Over the past decade, social media has become another aspect of our daily routine, and people love to share. UGC is engaging and interactive and one thing that is so easy for everyone to share with all of their networks.
Where You’ve Seen It
User-generated content is nothing new. In fact you’ve probably seen it today (you just may not have recognized it for what it was).
For years the debate has raged on regardign earned media vs owned media.
Earned media is simply online word of mouth in terms of shares, mentions, reviews, or recommendations, with owned media being controlled by your business (like your website, content, or social).
Earned media is consistently more popular (and powerful) with prospective customers. In fact it’s been proven that on Youtube, brands get 12times more views with earned media (like Coke’s “This is Ahhh” below) with 350 million views to owned media’s 25 million.

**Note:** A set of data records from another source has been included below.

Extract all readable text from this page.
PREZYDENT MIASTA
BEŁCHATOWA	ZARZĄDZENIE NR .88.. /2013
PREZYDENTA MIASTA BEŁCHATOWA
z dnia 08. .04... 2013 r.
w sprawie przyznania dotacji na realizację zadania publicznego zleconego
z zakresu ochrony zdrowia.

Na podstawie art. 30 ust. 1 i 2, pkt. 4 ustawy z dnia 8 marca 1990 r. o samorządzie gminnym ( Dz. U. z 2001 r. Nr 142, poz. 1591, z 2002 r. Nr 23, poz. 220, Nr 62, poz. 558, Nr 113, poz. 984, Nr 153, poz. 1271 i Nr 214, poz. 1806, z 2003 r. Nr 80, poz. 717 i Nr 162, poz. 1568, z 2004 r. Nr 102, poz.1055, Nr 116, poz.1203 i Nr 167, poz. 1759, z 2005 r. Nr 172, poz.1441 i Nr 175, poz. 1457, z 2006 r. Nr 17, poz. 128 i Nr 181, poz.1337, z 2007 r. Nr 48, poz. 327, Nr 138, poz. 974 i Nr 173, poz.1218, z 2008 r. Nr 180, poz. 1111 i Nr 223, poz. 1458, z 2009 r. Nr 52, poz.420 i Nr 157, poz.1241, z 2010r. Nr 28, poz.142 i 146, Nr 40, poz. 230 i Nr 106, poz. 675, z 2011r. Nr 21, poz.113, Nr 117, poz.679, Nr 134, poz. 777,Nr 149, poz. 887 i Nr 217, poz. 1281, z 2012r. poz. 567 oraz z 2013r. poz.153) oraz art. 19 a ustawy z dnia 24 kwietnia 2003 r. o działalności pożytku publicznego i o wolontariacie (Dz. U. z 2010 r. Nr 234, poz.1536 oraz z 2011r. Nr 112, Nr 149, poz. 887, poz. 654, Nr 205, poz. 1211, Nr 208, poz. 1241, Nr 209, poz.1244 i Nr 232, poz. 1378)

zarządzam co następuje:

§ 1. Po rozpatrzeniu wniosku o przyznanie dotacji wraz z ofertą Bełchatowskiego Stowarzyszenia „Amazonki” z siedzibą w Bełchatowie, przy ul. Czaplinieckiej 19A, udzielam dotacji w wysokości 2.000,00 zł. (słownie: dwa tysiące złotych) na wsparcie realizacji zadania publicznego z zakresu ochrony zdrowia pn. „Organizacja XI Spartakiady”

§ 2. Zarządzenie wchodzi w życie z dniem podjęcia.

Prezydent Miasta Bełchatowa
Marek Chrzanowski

So how can you start out with UGC?
Lets look at some examples:
Lay’s Do Us a Flavor
What it is: This massive campaign (now in its third year) from potato chip brand Lay’s gets participants to submit ideas for the next popular chip flavor, with the top four being turned into real products and the winner staying on store shelves for a full year.
Why it works: Although the brand is spending tons of money promoting the contest through different, cool digital strategies, they know that this type of campaign will provide them with more ideas than they could ever come up with. It also creates tons of social buzz all over the web and in the media, meaning more brand exposure and an increase in awareness and engagement.
Sport Chek First Tracks Photo Contest
What it is: Sport Chek chose to run a photo contest, where participants could submit a photo of themselves skiing or snowboarding for their chance at winning a once-in-a-lifetime prize. Over 800 people uploaded their best shot to win the opportunity to go to the Burton factory, create their own personalized skis or board, and then go on a heli-skiing trip to try them out.
Why it works: By running a photo contest, Sport Chek was able to gain beautiful photos of their customers in action on the slopes - images which they can use in the future to promote their outdoor, adventure brand. They were able to gain information and content from hundreds of leads for the future and got people engaging directly with the brand and the industry, while also generating word-of-mouth interest and brand awareness.
Thank You Mom (P&G)
Another reason why user-generated campaigns are so valuable is the fact that they can tie in emotion in order to grab the attention of individuals or brand followers. This example from Proctor and Gamble is what pops in my mind when I think of creating an emotional response from customers.
What it is: P&G created the “Thank You Mom” campaign leading up to the 2012 Olympics including advertisements and sport endorsements. As a part of that they asked people to thank their own moms by uploading a video, image or text message to their app or website, sharing them with friends and family and spreading the word to celebrate mothers everywhere.
Why it works: While they are a huge corporation, this form of UGC creates an emotional bond between participants and the brand. Creating this type of relationship encourages consumers to appreciate the brand more in the future and have a positive view of their products. It was also something that people loved sharing with others, expanding the reach of the campaign and the brand during a very important time for them before the Olympic sponsorship.
User-generated content gives you, as a business, the chance to benefit from content produced by those who love your brand. It expands the reach of your contests and content, creating loyal fans and brand advocates.
The three examples I gave, while from large businesses, are nonetheless great for inspiration. your business could easily get Fans to participate in brainstorming a product, tool or name, run a photo contest or tap into emotions to drive engagement.